Zach_of_Spades 3 points 5y ago
Ya know when I read the title I agreed with you. After reading the entire post though, I think the guy may have a point. It's pretty sad that support for edge in jfw is still basically in beta. The virtual buffer paradigm isn't working well anymore and really hasn't been for quite some time. Ya know how you cant use the jaws cursor to review webpages in most browsers? Also how about the fact that many ways of interacting with windows in general are becoming unusable in Jaws?
The entire way accessibility is run on windows is changing drastically. That doesn't mean that mac os or linux are better, quite the opposite in fact, jaws does really need to get with the program though.

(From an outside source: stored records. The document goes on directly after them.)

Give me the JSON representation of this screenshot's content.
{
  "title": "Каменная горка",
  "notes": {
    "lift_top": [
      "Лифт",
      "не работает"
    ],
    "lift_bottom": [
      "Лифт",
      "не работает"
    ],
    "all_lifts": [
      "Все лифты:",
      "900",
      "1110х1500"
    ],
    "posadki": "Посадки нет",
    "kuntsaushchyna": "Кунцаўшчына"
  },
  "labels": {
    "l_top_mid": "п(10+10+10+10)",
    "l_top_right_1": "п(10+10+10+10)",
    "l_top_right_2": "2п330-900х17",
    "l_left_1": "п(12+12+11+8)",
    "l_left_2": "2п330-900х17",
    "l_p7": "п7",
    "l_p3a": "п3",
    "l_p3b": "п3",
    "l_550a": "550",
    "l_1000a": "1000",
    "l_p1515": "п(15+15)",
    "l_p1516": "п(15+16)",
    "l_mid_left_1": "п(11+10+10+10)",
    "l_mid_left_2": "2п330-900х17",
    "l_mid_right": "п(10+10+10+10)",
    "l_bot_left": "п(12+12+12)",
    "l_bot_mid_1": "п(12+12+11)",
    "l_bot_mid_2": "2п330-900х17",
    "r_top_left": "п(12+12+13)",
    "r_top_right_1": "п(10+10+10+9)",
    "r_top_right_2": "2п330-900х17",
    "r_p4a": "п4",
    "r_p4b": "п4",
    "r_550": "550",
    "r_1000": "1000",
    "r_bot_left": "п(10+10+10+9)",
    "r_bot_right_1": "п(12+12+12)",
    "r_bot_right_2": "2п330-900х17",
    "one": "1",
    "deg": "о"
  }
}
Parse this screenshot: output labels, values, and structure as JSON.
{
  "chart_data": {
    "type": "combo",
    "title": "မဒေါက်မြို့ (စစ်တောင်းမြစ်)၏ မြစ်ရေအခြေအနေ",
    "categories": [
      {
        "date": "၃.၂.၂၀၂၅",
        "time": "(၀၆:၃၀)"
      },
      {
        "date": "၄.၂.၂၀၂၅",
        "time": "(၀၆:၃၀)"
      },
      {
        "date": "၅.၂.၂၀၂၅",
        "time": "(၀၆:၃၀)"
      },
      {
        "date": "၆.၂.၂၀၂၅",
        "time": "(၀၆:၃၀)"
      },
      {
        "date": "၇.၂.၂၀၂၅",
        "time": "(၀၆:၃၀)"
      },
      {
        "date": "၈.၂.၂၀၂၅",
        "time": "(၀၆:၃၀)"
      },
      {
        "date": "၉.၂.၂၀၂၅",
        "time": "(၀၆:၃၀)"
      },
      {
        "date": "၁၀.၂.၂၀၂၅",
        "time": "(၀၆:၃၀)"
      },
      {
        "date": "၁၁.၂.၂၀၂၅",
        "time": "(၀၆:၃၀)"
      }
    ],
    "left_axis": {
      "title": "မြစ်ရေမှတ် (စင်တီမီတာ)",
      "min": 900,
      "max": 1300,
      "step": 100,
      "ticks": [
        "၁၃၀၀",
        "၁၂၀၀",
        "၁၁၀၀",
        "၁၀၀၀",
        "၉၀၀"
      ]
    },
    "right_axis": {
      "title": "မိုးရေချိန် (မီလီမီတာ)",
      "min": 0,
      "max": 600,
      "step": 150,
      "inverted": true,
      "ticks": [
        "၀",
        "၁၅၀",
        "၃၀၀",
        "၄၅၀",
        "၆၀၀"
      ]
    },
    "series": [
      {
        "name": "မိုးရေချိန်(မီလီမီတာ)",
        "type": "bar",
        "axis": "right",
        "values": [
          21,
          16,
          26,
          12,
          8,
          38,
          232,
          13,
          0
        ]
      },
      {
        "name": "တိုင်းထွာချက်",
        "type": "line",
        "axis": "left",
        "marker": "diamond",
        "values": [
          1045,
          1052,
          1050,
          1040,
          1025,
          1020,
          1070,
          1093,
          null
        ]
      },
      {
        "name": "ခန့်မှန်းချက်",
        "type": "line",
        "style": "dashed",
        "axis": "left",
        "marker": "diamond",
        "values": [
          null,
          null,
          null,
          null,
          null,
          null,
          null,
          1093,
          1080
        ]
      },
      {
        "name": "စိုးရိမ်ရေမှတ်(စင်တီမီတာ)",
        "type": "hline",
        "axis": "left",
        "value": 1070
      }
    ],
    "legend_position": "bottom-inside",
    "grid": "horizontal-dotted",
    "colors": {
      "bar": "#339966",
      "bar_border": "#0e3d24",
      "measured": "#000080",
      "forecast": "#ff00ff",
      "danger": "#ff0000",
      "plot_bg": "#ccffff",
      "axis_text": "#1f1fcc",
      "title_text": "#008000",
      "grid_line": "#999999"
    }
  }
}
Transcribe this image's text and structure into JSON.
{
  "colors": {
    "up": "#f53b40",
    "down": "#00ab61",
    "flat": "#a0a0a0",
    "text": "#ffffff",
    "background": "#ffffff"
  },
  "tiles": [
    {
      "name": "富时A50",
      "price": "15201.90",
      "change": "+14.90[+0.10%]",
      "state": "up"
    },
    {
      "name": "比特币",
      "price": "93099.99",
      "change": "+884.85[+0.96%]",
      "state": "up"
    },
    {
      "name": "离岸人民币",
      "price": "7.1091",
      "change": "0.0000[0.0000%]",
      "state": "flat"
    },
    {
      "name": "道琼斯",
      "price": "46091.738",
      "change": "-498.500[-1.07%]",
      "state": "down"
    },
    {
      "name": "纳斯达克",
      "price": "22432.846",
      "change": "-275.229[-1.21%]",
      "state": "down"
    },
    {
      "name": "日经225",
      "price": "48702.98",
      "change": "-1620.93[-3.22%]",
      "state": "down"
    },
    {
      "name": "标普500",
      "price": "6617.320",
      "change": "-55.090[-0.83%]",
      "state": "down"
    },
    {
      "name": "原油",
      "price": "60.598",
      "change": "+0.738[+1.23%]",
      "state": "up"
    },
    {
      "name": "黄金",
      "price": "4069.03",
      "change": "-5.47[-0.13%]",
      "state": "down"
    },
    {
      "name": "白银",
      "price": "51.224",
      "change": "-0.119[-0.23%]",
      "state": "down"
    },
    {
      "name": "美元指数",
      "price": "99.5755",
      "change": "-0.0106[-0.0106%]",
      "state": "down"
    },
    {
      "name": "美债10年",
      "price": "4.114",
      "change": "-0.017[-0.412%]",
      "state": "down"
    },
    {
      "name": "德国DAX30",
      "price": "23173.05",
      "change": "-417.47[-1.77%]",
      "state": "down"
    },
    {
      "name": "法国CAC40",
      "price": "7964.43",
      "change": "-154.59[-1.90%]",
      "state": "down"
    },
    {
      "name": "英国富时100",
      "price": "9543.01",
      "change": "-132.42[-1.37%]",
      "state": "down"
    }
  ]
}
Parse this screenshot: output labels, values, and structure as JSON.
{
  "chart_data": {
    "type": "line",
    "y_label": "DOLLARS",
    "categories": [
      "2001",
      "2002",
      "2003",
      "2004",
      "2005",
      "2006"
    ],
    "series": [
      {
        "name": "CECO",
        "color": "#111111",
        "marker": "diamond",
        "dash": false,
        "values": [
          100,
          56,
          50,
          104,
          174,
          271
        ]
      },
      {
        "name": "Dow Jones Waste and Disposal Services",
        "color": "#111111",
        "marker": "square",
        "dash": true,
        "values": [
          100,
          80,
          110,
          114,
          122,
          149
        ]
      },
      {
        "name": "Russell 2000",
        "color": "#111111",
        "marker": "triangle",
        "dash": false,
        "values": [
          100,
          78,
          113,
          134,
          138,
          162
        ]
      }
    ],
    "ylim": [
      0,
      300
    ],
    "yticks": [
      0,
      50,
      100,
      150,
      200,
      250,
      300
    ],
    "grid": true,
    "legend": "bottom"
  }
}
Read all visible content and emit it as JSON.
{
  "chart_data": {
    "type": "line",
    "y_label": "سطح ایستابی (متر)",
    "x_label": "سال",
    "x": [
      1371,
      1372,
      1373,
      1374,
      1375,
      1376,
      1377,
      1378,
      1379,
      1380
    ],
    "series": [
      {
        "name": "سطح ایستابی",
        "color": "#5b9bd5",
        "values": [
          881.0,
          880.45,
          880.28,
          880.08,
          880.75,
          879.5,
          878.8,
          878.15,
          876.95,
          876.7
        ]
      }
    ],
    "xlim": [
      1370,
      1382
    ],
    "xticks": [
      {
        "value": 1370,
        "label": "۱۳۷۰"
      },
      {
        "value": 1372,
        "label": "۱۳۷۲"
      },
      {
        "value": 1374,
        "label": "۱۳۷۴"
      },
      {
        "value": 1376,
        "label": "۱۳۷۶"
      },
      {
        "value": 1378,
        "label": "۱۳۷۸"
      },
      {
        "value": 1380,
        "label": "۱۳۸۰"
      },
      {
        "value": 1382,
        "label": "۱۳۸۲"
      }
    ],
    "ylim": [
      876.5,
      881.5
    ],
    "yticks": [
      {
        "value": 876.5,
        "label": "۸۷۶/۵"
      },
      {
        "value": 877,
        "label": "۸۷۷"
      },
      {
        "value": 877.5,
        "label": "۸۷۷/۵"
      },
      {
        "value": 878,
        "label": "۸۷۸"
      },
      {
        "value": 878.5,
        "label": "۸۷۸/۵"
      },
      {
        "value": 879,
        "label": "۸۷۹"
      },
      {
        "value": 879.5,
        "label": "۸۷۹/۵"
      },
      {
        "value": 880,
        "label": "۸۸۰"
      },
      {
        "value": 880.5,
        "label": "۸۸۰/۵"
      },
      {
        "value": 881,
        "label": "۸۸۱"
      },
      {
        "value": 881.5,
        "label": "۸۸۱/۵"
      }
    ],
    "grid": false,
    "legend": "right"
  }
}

Just my prediction, Freedom is gonna be irrelevant in 10 years. Sure the government contracts and state agencies will keep it slogging along for a while, but I think Freedom's on the way out. Also for what its worth, nvda is crushing them progress wise.
fastfinge [OP] 3 points 5y ago
Right, but NVDA uses virtual buffers, and it works just fine. JAWS issues are due to reasons other than that.

I'm not looking forward to the day where navigation hotkeys are different in each browser, because we no longer have virtual buffers.
Zach_of_Spades 2 points 5y ago
I don't think that will be that big of a problem. After all many of the shortcuts for navigation are the same on mac as in windows.